Emerging middleware may bridge networks

Infinity, an IBM research project, has the potential to send data over different platforms

Imagine being able to use cellphones to share data with other phones or mobile devices nearby in a way that could allow you to avoid traffic jams on your way to work — or find the best way out of a burning building.

That’s the idea behind “Infinity”, prototype middleware developed by IBM researchers and graduate students for data-sharing among mobile devices. The middleware could allow users to connect and share information between devices, regardless of operating system, hardware or communication modes.

IBM won’t say when Infinity — which IBM calls the first standard way to share data between diverse mobile devices directly in ad hoc networks — will be ready for sale. However, it says it could be used for ad hoc networking that could involve traffic monitoring or responses to natural disasters.

“The idea for Infinity started with realising we have a whole lot of mobile devices such as cellphones, PDAs and even USB memory sticks, which all store a lot of information,” says Stefan Schoenauer, lead researcher on the Infinity team. “So we wondered: what if we could tap into all those devices and make all that information accessible?”

Schoenauer says devices “speak so many different languages” given the various operating systems, hardware and software features now in use. “It’s hard to connect devices and to share information among them,” he says. “So we’ve built a piece of software that runs atop all these mobile devices and makes them speak a common language, makes the exchange of information easier and takes security and privacy into account so that you’re only sharing information with whom you want.”

Work on the concept began a year ago, and the middleware is currently just 200KB in size, Schoenauer says. It still needs features added for greater stability and use.

IBM gives a number of possible uses. In one example, a beleaguered driver commuting to work could use their cellphone to get data directly from mobile devices from other people stuck in traffic. That data could be shared atop Infinity via Bluetooth wireless or GPRS.

Another example is a disaster scenario in which damaged cellphone towers knock out cellular service. Using Bluetooth atop Infinity, rescue workers could more easily track the locations of co-workers or victims, according to IBM.

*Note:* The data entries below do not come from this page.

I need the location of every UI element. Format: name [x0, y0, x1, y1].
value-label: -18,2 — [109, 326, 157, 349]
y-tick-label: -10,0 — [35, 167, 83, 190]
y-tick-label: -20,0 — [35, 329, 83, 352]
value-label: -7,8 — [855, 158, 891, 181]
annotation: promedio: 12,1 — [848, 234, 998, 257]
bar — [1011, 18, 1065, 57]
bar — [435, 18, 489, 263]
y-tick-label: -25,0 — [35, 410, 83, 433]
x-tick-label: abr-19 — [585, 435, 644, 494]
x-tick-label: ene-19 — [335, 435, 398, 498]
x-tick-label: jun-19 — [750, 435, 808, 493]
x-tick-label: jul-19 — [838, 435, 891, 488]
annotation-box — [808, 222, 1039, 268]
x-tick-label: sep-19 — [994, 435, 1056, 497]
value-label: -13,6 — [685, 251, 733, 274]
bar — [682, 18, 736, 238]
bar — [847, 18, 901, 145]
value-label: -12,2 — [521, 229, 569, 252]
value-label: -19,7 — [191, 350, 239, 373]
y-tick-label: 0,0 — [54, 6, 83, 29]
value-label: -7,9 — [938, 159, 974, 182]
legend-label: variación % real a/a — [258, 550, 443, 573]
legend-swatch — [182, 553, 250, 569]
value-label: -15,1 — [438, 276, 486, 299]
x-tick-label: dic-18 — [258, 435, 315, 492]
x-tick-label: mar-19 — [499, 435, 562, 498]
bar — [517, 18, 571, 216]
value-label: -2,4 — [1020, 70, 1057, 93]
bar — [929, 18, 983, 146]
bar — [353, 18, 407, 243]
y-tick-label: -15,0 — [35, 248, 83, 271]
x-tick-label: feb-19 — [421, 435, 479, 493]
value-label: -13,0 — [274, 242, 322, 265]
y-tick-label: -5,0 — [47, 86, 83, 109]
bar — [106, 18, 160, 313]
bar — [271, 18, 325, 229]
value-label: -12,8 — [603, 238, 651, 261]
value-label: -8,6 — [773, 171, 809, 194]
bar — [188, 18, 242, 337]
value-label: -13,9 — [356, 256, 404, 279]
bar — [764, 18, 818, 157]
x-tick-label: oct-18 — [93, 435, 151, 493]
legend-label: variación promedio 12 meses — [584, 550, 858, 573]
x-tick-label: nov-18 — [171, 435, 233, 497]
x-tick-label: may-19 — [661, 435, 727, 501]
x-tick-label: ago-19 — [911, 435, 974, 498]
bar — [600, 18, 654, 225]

In a third example, a user would be able to set security and privacy controls so that only members of an account team in a large company could share data — or in a hospital, patient information could be shared only among authorised doctors and care providers.

The prototype so far has been designed for Windows Mobile devices, on which it has been shown to work with two applications, although researchers envision that it will eventually be used with other operating systems.

“It’s not a ready-made product, and I don’t know when and in what form this might be a product,” Schoenauer says. “We’re in the very early stages of the product, but the possibilities are great. It should work on pretty much any platform ... It’s got huge potential.”

The two applications that have been shown to work with the middleware so far include one that gives a user the best evacuation routes from a building during an emergency. Users in an office setting were given GPS-equipped cellphones and handheld devices, and a routing algorithm in each device asked the others, automatically, which device (and user) was nearby. It then used that information to determine where crowded exits were and drew a less-crowded route for the user to take.

Infinity could also allow one device to share entire applications with other devices, he says. “If your colleague doesn’t have your address book application on his cellphone, his phone could be asked by your phone if he wants it installed. If he says he is fine with this, then the application is automatically shared and started.”

Middleware operates in a similar way to a web server, Schoenauer says, and involves a runtime engine, HTML pages and JavaScript.It is designed to make application development easy.

Four graduate students worked on Infinity last year as part of IBM’s Extreme Blue internship programme. One of the students, Leonard Lee, described the process as “intense and fun”. Lee is working on an MBA degree at the University of California and devoted his attention to understanding the business rationale for the prototype and how to take it to market.

“I don’t know what the future holds for it,” he says. “I can see it as a product that will take the internet beyond its current state from what is now a network of stand-alone devices to devices [that are] connected. From a data standpoint, it would open the floodgates.”

Schoenauer says IBM had come up with the basic idea before the students worked on features, including privacy protection.

One independent university researcher has already expressed interest in further development of the prototype. Clement Allen, associate professor of computer and information systems at Florida Agricultural & Mechanical University, says he wants to work with IBM to build Infinity applications that new students to his college might use to find other students with common interests. For example, new students could use a device to share a personal profile when walking into a classroom for the first time. In another example, a student could stand in a dormitory lobby and query whether other students in the building are studying for the same test.

“I want to develop the idea further and have students test it [over the next year],” Allen says.